Income-tax benefits under Section 35 (2 AB) pertaining to Research and Development expenses should be further extended for at least 10 more years now with the weighted deduction limit increased to 200% from the current 150% This would give certainty and impetus to more long term Discovery led Research and Development spend which coincides with the average new drug discovery cycles of 10-15 years in more developed nations.

* Reduction in excise duty on medicines from 16% to 8% and total excise exemption on 354 drugs specified in the national list of essential medicines.

*Weighted deduction under Section 35 (2 AB) to be extended to R&D expenses incurred outside the premises for clinical trials, on bioequivalence studies and costs of regulatory approvals, especially in foreign markets, which are being targeted for exports by Indian Pharma companies.

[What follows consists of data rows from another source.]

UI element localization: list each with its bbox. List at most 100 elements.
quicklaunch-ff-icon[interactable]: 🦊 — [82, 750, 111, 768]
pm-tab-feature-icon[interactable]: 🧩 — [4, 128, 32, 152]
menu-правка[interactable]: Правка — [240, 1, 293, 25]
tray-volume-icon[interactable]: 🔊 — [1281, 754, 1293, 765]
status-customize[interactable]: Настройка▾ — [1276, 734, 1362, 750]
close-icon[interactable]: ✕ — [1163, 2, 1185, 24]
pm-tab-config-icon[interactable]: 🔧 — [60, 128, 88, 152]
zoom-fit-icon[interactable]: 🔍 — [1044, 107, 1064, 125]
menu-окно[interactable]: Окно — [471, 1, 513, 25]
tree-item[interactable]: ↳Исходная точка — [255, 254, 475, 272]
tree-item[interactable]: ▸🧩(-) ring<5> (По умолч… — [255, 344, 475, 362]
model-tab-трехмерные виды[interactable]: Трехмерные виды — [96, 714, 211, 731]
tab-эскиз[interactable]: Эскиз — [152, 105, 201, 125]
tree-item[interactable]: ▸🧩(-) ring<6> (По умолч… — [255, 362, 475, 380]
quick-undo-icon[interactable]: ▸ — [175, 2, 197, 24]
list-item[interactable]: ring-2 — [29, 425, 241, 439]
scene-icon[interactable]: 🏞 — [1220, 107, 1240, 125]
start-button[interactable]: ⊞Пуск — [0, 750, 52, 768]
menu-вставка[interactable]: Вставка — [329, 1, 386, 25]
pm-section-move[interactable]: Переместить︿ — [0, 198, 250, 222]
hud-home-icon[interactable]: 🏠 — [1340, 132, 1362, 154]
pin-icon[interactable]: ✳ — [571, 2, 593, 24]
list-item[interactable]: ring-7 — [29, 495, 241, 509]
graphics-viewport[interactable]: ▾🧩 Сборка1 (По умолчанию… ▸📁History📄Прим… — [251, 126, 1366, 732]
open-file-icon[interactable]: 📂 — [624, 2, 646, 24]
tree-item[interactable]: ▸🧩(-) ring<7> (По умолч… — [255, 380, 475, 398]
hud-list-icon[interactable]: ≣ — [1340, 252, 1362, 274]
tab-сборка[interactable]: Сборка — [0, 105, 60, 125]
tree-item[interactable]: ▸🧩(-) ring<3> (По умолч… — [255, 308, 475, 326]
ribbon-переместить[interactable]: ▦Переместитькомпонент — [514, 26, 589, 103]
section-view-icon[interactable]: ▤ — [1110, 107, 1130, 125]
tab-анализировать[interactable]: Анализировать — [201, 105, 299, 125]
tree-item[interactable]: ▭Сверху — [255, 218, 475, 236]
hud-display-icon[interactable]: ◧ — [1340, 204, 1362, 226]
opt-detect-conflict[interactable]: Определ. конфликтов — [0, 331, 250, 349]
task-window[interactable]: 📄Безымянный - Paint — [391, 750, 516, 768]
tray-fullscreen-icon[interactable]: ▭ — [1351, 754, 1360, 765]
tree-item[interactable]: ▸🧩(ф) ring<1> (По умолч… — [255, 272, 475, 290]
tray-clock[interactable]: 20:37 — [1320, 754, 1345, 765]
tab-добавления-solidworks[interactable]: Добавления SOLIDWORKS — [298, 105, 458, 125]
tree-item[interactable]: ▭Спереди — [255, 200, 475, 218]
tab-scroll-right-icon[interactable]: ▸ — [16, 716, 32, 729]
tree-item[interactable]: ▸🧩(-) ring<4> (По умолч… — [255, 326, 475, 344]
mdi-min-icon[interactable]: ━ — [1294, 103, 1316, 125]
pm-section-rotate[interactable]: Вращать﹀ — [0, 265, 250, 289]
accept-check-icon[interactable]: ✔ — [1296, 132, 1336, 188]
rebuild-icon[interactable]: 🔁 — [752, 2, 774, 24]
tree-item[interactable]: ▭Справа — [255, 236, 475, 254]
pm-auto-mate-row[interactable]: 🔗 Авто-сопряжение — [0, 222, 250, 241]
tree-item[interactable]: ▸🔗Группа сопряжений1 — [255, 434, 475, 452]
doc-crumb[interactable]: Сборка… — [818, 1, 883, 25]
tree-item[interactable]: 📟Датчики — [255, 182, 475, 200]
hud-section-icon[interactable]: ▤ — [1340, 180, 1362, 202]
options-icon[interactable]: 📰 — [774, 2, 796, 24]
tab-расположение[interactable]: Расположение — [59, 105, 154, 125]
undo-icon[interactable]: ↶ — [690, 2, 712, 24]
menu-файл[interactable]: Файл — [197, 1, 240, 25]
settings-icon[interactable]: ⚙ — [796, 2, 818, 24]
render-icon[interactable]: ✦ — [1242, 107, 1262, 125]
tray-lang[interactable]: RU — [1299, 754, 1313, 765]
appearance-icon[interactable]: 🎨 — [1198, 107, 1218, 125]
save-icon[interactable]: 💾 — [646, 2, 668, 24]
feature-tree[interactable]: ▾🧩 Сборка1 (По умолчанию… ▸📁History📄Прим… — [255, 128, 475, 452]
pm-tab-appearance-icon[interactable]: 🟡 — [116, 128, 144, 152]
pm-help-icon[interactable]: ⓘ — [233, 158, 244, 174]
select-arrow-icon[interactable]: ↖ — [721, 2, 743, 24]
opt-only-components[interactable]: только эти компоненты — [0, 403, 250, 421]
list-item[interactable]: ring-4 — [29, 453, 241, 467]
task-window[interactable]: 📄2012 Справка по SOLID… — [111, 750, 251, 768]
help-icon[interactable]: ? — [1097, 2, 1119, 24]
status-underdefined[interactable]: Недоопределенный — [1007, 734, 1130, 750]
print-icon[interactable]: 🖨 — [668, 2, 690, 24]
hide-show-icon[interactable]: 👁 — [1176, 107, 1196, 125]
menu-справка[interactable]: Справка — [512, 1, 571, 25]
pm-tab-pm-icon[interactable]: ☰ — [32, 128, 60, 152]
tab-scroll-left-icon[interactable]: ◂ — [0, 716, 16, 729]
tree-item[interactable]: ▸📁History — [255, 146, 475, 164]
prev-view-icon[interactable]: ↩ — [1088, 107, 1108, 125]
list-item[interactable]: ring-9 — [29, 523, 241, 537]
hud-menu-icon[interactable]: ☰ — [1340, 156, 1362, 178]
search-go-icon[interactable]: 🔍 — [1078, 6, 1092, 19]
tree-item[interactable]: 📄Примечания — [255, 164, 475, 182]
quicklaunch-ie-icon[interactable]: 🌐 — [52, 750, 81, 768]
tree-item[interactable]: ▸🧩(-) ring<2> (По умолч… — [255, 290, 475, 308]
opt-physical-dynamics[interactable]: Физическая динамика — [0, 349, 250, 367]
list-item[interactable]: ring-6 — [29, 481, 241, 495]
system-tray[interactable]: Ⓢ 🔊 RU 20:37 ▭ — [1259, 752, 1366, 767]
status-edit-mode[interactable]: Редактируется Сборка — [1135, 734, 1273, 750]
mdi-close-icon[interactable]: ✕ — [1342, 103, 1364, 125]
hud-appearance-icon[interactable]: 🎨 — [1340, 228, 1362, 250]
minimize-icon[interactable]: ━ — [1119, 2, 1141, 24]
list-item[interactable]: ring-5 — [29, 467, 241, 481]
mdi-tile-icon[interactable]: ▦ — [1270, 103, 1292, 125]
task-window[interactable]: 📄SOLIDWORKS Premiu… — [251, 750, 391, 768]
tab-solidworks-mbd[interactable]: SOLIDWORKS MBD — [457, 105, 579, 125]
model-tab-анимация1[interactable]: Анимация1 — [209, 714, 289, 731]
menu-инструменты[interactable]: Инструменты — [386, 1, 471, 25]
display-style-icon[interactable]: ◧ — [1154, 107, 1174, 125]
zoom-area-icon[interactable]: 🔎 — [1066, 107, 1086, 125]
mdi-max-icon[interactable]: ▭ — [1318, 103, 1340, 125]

* Tax incentives to Indian companies that earn incomes from foreign sources through Out-Licensing deals to encourage the bringing to India the fruits of R&D spends that have been incurred by these companies.

*Abolishing MAT at least for all Export Oriented Units.

*Modifying the provisions of Dividend Distribution Tax (DDT) to avoid the present cascading of this levy, without any relief, by enacting that companies distributing dividends would get credit for the DDT which has been paid on the dividends received by these companies. This is especially relevant for all Pharma Cos spinning off their R&D units into separate downstream subsidiaries / associates.

Some of the concerns that Industry feels may affect its growth potential are uncertainties related to the Draft Pharmaceutical Policies 2006 which proposes to bring 354 essential drugs under the purview of the Drug Price Control Order (DPCO) and uncertainties pertaining to India’s Intellectual Property (IP) regime such as data exclusivity, pre-grant and post-grant opposition. However these issues need to be tackled through dialogue and co-operation between the Industry, the various ministries in Government and all affected stakeholders including Healthcare Providers and NGOs.

Indian Pharma is at crossroads and is in dire need of an inclusive and growth oriented public policy regime that would ensure that it becomes a serious global player across the pharma value chain by realizing its vast potential.